Stickman was the name that a friend in Colorado gave to those-that-try-to-obscure-trail-entrances-&-exits-with-slash. It’s funny to see that these methods are pretty much universal in mountain biking for keeping secret trails hidden. Ironically, my eyes tend to see the trail through these attempts because I used to do it myself.
I really don’t know if the Yogi Bear trail in Truckee can really be considered “secret” anymore but the locals are doing their best to obscure anyone new from finding it (like me). (Helpful hint locals: it also helps to remove the maps and GPX tracks available online if one uses Google.) So yeah, I found it really easily because someone posted it on their Map my Ride page. I don’t think I would’ve found it otherwise as I didn’t have any locals in tow.
The ride I did was about 16 miles that started with a nice mellow dirt road climb and ended with a raging singletrack downhill all the way back to the car. It was a pretty well thought-out trail that I’m learning is very “Norcal” in it’s style…strategically placed trail alignment to take advantage of the rounded granite rocks to ride and jump, custom berms on most of the turns, some nice features all in all and a lookout towards the top complete with a stickered ‘bivy box’ that has a few snacks in it if you’re bonking and want to sign the roster. This trail had a full-on locals feel – something that I’m not but kinda wish I was. I felt like I could’ve been in my old homeland of Ned but I dare say this trail topped most anything there. Hours upon hours of work has gone into this sweet trail, I was very impressed.
“Stickman” on Yogi Bear is not to keep out fellow MTBers. The Tahoe moto crowd is really sh*tty and does not respect MTB trails. If they are JRA and see a track, they tear the snot out of it.
That’s why it’s local custom to pick up your bike and carry it across road intersections, rather than riding across.

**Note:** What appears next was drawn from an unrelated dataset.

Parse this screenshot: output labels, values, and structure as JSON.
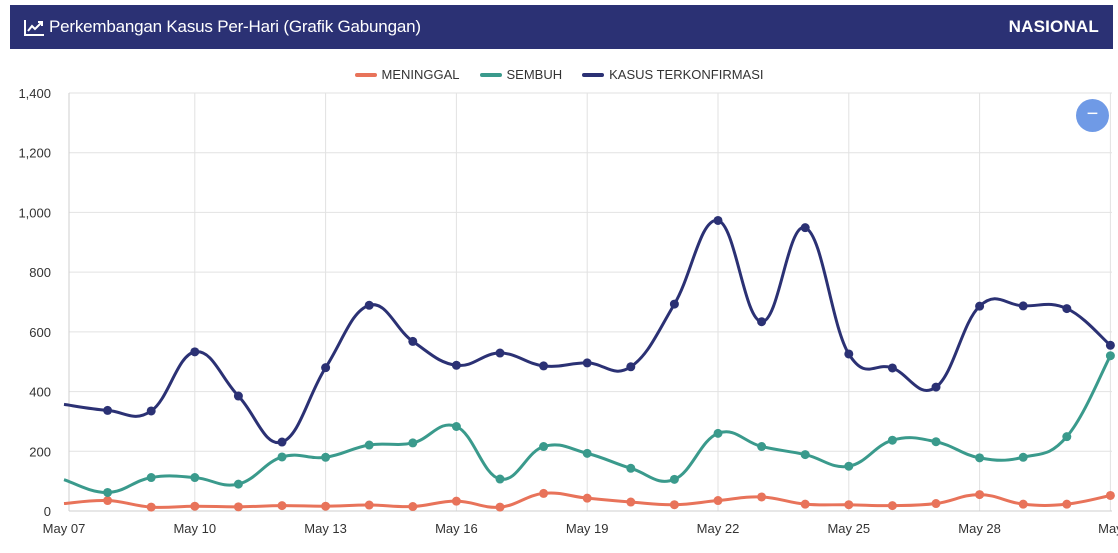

Whatever: thanks, I get it. That tactic is used frequently almost everywhere where trails cross private land or are just illegally built, including where I lived for many years. Motos were definitely one of the main reasons, but also non locals so the trails didn’t get discovered by the masses and then too used and abused. It’s not too surprising how many moto guys are also MTBers so it’s all kinda in vain especially with Strava and such.